The charging source 10 supplies charge to both the first node 8' and the second node 8 at least following a soft error event which has caused the first node 8' to become at least partially discharged during a first read interval following the first write interval.
In accordance with Bialas, et al, the first additional capacitance applied to the second node 8 prevents the second node 8 from recharging as fast as the first node following the soft error event, by sinking a portion of the charge supplied from the charging source 10 to the second node 8, so that thereby the first node 8' will resume its previously charged condition.

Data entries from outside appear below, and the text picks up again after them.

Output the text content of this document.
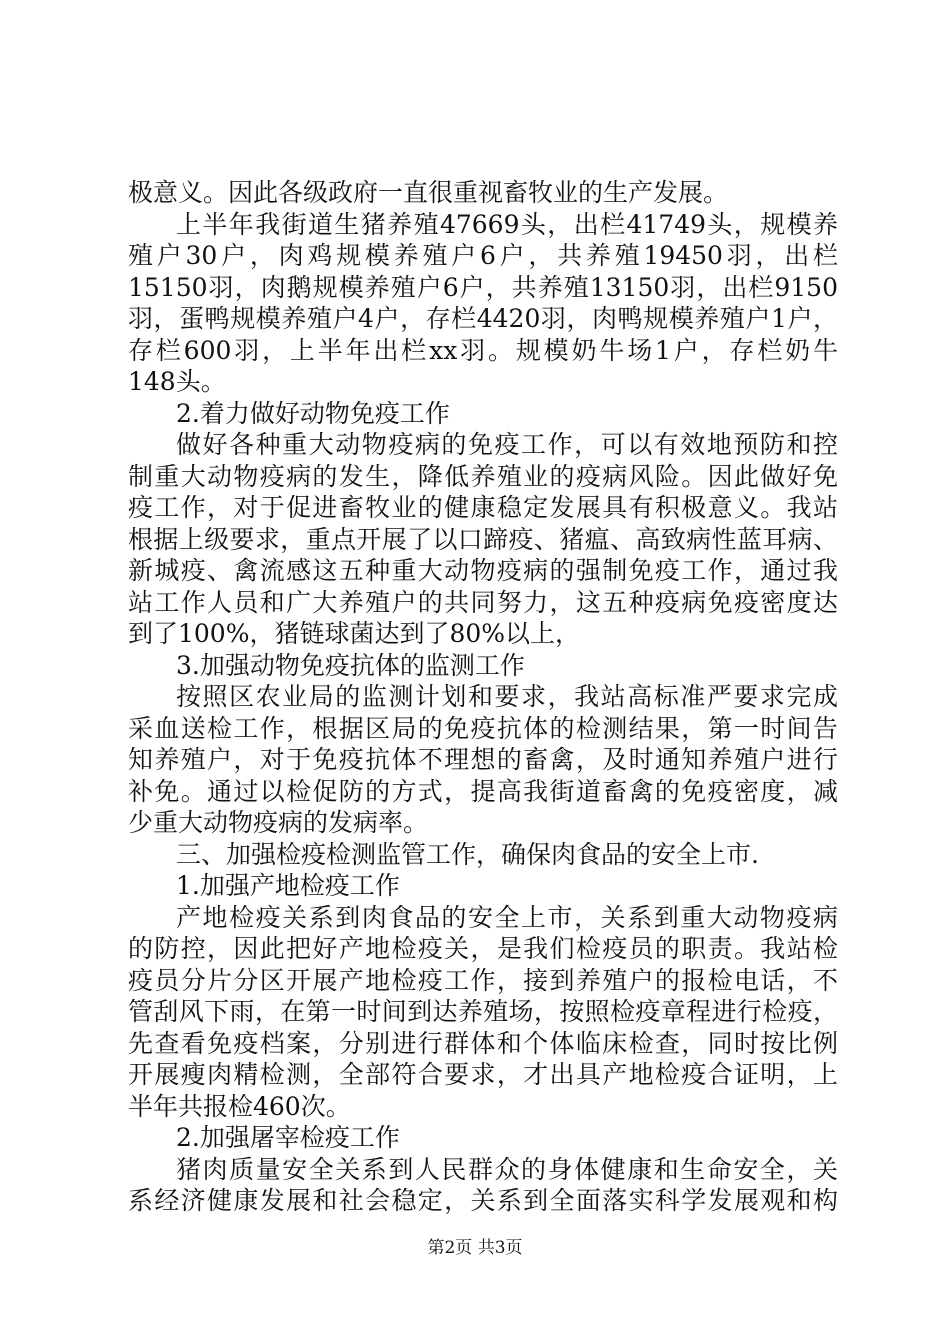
极意义。因此各级政府一直很重视畜牧业的生产发展。
上半年我街道生猪养殖47669头，出栏41749头，规模养
殖户30户，肉鸡规模养殖户6户，共养殖19450羽，出栏
15150羽，肉鹅规模养殖户6户，共养殖13150羽，出栏9150
羽，蛋鸭规模养殖户4户，存栏4420羽，肉鸭规模养殖户1户，
存栏600羽，上半年出栏xx羽。规模奶牛场1户，存栏奶牛
148头。
2.着力做好动物免疫工作
做好各种重大动物疫病的免疫工作，可以有效地预防和控
制重大动物疫病的发生，降低养殖业的疫病风险。因此做好免
疫工作，对于促进畜牧业的健康稳定发展具有积极意义。我站
根据上级要求，重点开展了以口蹄疫、猪瘟、高致病性蓝耳病、
新城疫、禽流感这五种重大动物疫病的强制免疫工作，通过我
站工作人员和广大养殖户的共同努力，这五种疫病免疫密度达
到了100%，猪链球菌达到了80%以上，
3.加强动物免疫抗体的监测工作
按照区农业局的监测计划和要求，我站高标准严要求完成
采血送检工作，根据区局的免疫抗体的检测结果，第一时间告
知养殖户，对于免疫抗体不理想的畜禽，及时通知养殖户进行
补免。通过以检促防的方式，提高我街道畜禽的免疫密度，减
少重大动物疫病的发病率。
三、加强检疫检测监管工作，确保肉食品的安全上市.
1.加强产地检疫工作
产地检疫关系到肉食品的安全上市，关系到重大动物疫病
的防控，因此把好产地检疫关，是我们检疫员的职责。我站检
疫员分片分区开展产地检疫工作，接到养殖户的报检电话，不
管刮风下雨，在第一时间到达养殖场，按照检疫章程进行检疫，
先查看免疫档案，分别进行群体和个体临床检查，同时按比例
开展瘦肉精检测，全部符合要求，才出具产地检疫合证明，上
半年共报检460次。
2.加强屠宰检疫工作
猪肉质量安全关系到人民群众的身体健康和生命安全，关
系经济健康发展和社会稳定，关系到全面落实科学发展观和构
第2页 共3页
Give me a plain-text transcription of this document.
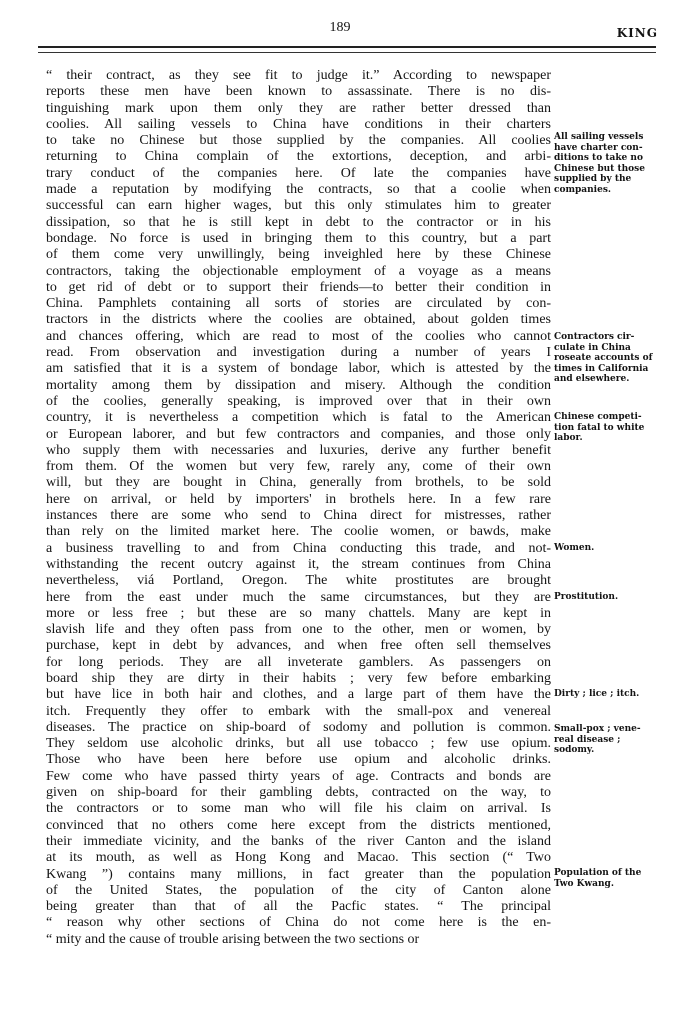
189	KING
“ their contract, as they see fit to judge it.” According to newspaper
reports these men have been known to assassinate. There is no dis-
tinguishing mark upon them only they are rather better dressed than
coolies. All sailing vessels to China have conditions in their charters
to take no Chinese but those supplied by the companies. All coolies
returning to China complain of the extortions, deception, and arbi-
trary conduct of the companies here. Of late the companies have
made a reputation by modifying the contracts, so that a coolie when
successful can earn higher wages, but this only stimulates him to greater
dissipation, so that he is still kept in debt to the contractor or in his
bondage. No force is used in bringing them to this country, but a part
of them come very unwillingly, being inveighled here by these Chinese
contractors, taking the objectionable employment of a voyage as a means
to get rid of debt or to support their friends—to better their condition in
China. Pamphlets containing all sorts of stories are circulated by con-
tractors in the districts where the coolies are obtained, about golden times
and chances offering, which are read to most of the coolies who cannot
read. From observation and investigation during a number of years I
am satisfied that it is a system of bondage labor, which is attested by the
mortality among them by dissipation and misery. Although the condition
of the coolies, generally speaking, is improved over that in their own
country, it is nevertheless a competition which is fatal to the American
or European laborer, and but few contractors and companies, and those only
who supply them with necessaries and luxuries, derive any further benefit
from them. Of the women but very few, rarely any, come of their own
will, but they are bought in China, generally from brothels, to be sold
here on arrival, or held by importers' in brothels here. In a few rare
instances there are some who send to China direct for mistresses, rather
than rely on the limited market here. The coolie women, or bawds, make
a business travelling to and from China conducting this trade, and not-
withstanding the recent outcry against it, the stream continues from China
nevertheless, viá Portland, Oregon. The white prostitutes are brought
here from the east under much the same circumstances, but they are
more or less free ; but these are so many chattels. Many are kept in
slavish life and they often pass from one to the other, men or women, by
purchase, kept in debt by advances, and when free often sell themselves
for long periods. They are all inveterate gamblers. As passengers on
board ship they are dirty in their habits ; very few before embarking
but have lice in both hair and clothes, and a large part of them have the
itch. Frequently they offer to embark with the small-pox and venereal
diseases. The practice on ship-board of sodomy and pollution is common.
They seldom use alcoholic drinks, but all use tobacco ; few use opium.
Those who have been here before use opium and alcoholic drinks.
Few come who have passed thirty years of age. Contracts and bonds are
given on ship-board for their gambling debts, contracted on the way, to
the contractors or to some man who will file his claim on arrival. Is
convinced that no others come here except from the districts mentioned,
their immediate vicinity, and the banks of the river Canton and the island
at its mouth, as well as Hong Kong and Macao. This section (“ Two
Kwang ”) contains many millions, in fact greater than the population
of the United States, the population of the city of Canton alone
being greater than that of all the Pacfic states. “ The principal
“ reason why other sections of China do not come here is the en-
“ mity and the cause of trouble arising between the two sections or
All sailing vessels
have charter con-
ditions to take no
Chinese but those
supplied by the
companies.
Contractors cir-
culate in China
roseate accounts of
times in California
and elsewhere.
Chinese competi-
tion fatal to white
labor.
Women.
Prostitution.
Dirty ; lice ; itch.
Small-pox ; vene-
real disease ;
sodomy.
Population of the
Two Kwang.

Although the Bialas, et al soft error protective circuit works well in protecting the latch 6 from the effects of electrostatic perturbations, its writing operations are not fast enough for some applications. In the Bialas, et al protective circuit, a first transfer field effect transistor device 30 has its source-drain path connected between the output of the inverter 24 and the gate electrode 22 of the first capacitor 18, and has its gate connected to the write-enable input 14, for applying a capacitance enhancing bias produced by the output of the first inverter 24 to the gate electrode 22 of the first capacitor 18 in the write interval when the write-enable input 14 is on, to apply the first additional capacitance to the second node 8. Device 30 in Bialas, et al is an NFET enhancement mode device. The Bialas, et al protective circuit further includes a ballast capacitor 32 which serves to maintain the floating potential which is applied to the gate 22 of the MOS capacitor 18 during read intervals when the output of the inverter 24 is disconnected by the transfer device 30 from the gate 22 of the MOS capacitor 18. The presence of the additional capacitance of the MOS capacitor 18 at the node 8 of the latch during the write interval when the write-enable signal is on, serves to slow down the writing operations of the latch, and the floating potential applied by the ballast capacitor 32 of Bialas, et al is susceptible, itself, to becoming discharged by cosmic rays.